# Near-field imaging of optical nano-cavities in Hyperuniform disordered   materials

**Authors:** N. Granchi, M. Lodde, K. Stokkereit, R. Spalding, P. J. van Veldhoven,, R. Sapienza, A. Fiore, M. Gurioli, M. Florescu, and F. Intonti

arXiv: 2302.12590 · 2023-02-27

## TL;DR

This paper demonstrates the fabrication and experimental characterization of high-Q optical cavities in hyperuniform disordered photonic materials, revealing multiple localized modes with potential for flexible optoelectronic applications.

## Contribution

It reports the creation of high-quality factor optical cavities in hyperuniform disordered structures and identifies multiple localized modes within a small spectral window, surpassing previous Anderson state quality factors.

## Key findings

- Achieved an experimental quality factor of around 6000.
- Detected multiple localized modes of different nature.
- Cavities show compatibility with boundary constraints, enabling flexible optical insulator platforms.

## Abstract

Hyperuniform disordered photonic materials have recently been shown to display large, complete photonic band gaps and isotropic optical properties, and are emerging as strong candidates for a plethora of optoelectronic applications, making them competitive with many of their periodic and quasiperiodic counterparts.
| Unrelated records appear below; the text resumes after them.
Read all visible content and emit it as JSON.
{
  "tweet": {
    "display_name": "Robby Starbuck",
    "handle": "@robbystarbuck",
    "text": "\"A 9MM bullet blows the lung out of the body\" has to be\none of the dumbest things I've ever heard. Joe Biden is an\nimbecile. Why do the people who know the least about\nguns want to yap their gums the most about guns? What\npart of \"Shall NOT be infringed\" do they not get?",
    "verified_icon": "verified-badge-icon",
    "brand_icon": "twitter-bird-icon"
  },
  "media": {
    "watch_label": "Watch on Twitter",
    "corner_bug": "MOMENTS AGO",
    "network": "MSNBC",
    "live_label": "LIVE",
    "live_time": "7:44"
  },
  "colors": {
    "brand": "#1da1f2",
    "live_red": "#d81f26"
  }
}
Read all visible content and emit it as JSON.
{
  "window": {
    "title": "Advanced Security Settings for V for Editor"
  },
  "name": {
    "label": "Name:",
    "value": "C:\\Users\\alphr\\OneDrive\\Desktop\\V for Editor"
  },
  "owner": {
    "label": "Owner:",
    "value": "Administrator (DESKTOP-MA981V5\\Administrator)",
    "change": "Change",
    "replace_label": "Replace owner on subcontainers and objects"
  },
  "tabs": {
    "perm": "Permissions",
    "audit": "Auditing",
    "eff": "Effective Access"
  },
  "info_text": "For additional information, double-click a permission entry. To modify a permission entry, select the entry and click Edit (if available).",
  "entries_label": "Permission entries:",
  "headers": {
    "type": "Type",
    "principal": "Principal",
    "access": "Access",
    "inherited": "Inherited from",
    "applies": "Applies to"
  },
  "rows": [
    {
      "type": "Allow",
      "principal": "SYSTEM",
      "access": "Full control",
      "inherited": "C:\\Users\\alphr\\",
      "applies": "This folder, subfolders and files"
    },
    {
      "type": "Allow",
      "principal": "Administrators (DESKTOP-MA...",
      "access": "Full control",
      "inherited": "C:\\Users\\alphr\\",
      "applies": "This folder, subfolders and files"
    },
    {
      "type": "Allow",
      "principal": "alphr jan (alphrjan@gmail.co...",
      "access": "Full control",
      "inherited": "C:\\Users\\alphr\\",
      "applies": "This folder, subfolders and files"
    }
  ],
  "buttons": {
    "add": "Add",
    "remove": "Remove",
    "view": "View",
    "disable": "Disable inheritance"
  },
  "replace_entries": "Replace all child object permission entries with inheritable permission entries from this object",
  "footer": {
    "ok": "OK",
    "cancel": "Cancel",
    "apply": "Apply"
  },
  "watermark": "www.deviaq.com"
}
In this work, high quality factor optical cavities in hyperuniform disordered architectures are fabricated through semiconductor slabs and experimentally addressed by scanning near-field optical microscopy. The wide range of confined cavity modes that we detect arise from carefully designed local modifications of the dielectric structure. Previous works on hyperuniform disordered photonic systems have previously identified several Anderson localized states spectrally located at the PBG edges with relatively high quality factors. In this work, by engineering the structural parameters of the cavity, we achieve an experimental quality factor of order 6000 (higher than the one of the Anderson states) and we demonstrate that three types of localized modes of different nature coexist within a small area and in a relatively narrow spectral window of the disordered correlated system. Their compatibility with general boundary constraints, in contrast with ordered architectures that suffer strict layout constraints imposed by photonic crystals' axes orientation, makes optical cavities in disordered hyperuniform patterns a flexible optical insulator platform for planar optical circuits.